Visual representation of the process of restoring lost letters.

The authors did test the method on 18 modern Hebrew writers and it worked in about 98% of the cases. That’s impressive. But then they didn’t have to reconstruct their handwriting either since they had nice, clean scans of alphabets the 18 people wrote for them.

In the end, the analysis found at least six different hands at work in the 16 inscriptions used in the study. Thus (a) literacy rates were high and thus (b) the Old Testament was compiled in the 7th rather than the 2nd century B.C. That at least explains the headlines. The article actually doesn’t spend much time getting us from a to b. (Remember, it is a science journal.)
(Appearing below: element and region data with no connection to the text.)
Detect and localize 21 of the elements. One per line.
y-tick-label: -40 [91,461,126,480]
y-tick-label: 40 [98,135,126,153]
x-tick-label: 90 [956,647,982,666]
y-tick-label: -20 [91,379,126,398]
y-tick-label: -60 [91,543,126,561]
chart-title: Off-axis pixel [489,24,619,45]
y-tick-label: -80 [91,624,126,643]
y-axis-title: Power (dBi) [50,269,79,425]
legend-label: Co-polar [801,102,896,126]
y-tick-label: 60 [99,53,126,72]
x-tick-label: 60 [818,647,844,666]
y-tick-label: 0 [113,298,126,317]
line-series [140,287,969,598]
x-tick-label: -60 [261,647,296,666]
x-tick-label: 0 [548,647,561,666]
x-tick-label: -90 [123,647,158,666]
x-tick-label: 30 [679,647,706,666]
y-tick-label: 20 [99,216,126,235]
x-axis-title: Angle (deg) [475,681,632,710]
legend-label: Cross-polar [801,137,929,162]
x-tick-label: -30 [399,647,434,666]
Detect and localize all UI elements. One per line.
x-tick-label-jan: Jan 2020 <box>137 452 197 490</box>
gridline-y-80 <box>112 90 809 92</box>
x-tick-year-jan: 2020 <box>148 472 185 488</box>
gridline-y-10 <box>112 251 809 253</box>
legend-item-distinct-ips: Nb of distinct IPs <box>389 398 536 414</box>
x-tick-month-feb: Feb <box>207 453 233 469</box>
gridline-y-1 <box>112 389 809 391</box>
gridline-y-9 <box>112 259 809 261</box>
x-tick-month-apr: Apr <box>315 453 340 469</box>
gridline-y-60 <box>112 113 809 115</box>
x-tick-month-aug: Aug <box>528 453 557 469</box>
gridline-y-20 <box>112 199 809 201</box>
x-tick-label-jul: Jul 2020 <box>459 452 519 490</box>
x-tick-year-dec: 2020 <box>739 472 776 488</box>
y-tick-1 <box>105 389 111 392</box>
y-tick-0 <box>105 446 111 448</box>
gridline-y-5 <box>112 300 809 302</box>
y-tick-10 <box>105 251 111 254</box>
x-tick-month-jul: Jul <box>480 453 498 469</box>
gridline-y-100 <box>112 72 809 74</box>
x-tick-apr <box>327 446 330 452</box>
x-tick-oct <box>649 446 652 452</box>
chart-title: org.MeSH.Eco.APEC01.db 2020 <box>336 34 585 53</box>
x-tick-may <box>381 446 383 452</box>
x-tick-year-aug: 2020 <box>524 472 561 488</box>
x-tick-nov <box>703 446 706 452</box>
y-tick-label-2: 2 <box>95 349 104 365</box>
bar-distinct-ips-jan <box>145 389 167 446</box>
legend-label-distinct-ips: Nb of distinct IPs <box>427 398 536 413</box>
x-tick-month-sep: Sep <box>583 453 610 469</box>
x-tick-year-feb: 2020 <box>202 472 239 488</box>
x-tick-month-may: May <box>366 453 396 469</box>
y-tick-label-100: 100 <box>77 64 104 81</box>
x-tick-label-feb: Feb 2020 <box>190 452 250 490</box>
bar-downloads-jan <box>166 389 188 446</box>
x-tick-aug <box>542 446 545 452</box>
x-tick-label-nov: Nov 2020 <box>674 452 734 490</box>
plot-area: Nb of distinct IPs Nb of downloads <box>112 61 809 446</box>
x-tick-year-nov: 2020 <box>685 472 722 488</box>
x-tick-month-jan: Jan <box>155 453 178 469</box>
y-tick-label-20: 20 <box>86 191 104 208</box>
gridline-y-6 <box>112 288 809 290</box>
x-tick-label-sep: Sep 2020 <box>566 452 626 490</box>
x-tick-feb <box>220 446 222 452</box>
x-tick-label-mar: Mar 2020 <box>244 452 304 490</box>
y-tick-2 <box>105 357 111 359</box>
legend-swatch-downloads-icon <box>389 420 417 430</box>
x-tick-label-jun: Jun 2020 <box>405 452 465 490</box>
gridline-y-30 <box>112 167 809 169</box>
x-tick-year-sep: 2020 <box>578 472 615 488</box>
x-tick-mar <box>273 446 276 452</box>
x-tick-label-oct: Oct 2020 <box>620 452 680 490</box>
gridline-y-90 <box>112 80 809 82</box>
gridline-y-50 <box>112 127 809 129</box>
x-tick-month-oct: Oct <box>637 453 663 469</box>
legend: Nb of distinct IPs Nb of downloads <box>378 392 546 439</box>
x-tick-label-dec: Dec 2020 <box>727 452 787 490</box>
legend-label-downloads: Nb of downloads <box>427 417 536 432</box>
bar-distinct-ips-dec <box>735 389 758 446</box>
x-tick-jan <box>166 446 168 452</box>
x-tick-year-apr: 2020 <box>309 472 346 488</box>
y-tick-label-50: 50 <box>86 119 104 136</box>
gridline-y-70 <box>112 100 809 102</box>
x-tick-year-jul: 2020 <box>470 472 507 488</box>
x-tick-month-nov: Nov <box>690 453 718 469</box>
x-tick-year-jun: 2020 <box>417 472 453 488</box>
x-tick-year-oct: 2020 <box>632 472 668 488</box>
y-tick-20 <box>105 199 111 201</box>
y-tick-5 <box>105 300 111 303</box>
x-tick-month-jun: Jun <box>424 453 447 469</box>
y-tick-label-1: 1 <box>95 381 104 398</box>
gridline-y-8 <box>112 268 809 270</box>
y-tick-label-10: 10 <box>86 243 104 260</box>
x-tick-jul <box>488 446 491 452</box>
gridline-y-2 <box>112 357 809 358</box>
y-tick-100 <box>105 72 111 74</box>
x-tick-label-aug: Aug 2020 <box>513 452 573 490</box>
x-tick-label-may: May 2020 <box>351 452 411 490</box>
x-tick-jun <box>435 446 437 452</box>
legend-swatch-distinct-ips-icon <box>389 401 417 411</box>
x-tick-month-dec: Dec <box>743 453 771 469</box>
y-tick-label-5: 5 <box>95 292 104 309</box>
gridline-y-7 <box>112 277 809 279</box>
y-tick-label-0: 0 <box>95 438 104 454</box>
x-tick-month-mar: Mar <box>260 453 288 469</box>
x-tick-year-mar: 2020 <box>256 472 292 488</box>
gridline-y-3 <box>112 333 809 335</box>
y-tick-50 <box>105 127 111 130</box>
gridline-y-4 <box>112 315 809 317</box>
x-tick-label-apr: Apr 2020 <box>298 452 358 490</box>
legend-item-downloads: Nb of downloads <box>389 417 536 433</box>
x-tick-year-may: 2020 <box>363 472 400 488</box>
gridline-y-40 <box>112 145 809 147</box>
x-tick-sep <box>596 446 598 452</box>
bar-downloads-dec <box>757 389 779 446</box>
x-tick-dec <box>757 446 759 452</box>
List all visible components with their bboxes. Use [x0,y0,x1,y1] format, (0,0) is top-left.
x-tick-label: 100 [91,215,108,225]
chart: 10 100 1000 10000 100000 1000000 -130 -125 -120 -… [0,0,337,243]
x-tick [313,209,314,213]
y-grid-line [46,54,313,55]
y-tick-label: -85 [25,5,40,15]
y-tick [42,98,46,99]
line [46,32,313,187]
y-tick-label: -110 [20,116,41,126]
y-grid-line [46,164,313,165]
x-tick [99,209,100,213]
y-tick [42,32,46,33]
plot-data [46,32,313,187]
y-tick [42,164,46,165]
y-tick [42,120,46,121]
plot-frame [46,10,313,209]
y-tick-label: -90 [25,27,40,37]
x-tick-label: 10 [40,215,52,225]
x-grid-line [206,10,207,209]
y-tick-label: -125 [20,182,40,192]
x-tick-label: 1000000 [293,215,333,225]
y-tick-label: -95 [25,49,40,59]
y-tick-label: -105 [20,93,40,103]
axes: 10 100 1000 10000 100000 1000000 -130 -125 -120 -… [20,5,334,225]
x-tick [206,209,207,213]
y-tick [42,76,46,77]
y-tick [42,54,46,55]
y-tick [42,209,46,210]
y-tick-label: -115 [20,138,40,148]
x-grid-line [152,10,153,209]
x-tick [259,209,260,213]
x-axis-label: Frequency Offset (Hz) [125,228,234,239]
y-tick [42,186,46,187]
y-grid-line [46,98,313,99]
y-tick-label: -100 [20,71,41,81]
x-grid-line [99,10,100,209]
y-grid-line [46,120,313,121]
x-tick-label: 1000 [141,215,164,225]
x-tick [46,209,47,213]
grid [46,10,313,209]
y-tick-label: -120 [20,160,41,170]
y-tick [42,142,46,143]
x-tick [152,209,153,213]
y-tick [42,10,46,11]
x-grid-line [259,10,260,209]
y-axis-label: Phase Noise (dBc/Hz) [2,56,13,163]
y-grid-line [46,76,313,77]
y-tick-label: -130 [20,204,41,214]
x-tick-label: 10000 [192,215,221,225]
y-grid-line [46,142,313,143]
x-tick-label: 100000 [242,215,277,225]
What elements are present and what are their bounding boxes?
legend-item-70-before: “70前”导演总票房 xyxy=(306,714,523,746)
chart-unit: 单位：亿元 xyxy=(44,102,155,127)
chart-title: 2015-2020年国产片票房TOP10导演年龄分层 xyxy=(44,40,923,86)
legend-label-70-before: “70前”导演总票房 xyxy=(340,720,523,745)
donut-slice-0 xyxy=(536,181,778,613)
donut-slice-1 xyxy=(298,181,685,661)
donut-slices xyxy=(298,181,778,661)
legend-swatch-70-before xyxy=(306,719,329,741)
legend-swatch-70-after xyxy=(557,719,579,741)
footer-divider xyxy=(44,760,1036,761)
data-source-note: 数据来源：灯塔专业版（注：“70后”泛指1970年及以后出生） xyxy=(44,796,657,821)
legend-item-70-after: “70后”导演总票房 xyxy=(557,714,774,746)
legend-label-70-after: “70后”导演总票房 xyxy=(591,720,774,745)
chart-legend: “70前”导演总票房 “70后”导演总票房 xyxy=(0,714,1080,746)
Still, I did find the handwriting analysis itself most interesting. I’d like to see the method applied to something like the correctors in Sinaiticus and see what it comes up with.


  1. Peter,
    I agree with you that the handwriting analysis is the most interesting item. It would indeed be interesting to apply this technique to NT texts, not only for correctors but where entries are present in the margin to ascertain if from original hand. Of course, all this presupposes that the method is further tested and confirmed.

  2. I'm not sure I buy the idea that computers make better judgements on this sort of thing than humans do.

    1. Better comparison: humans using computers vs. humans not using computers.

  3. Interesting discussion here too:

  4. On what basis did they decide the probability threshold of (IIRC) 0.20?

    1. I couldn't figure that out either. 0.20 may be the standard.

  5. More commentary on this study from Alan Millard and Walt Kaiser via Christianity Today.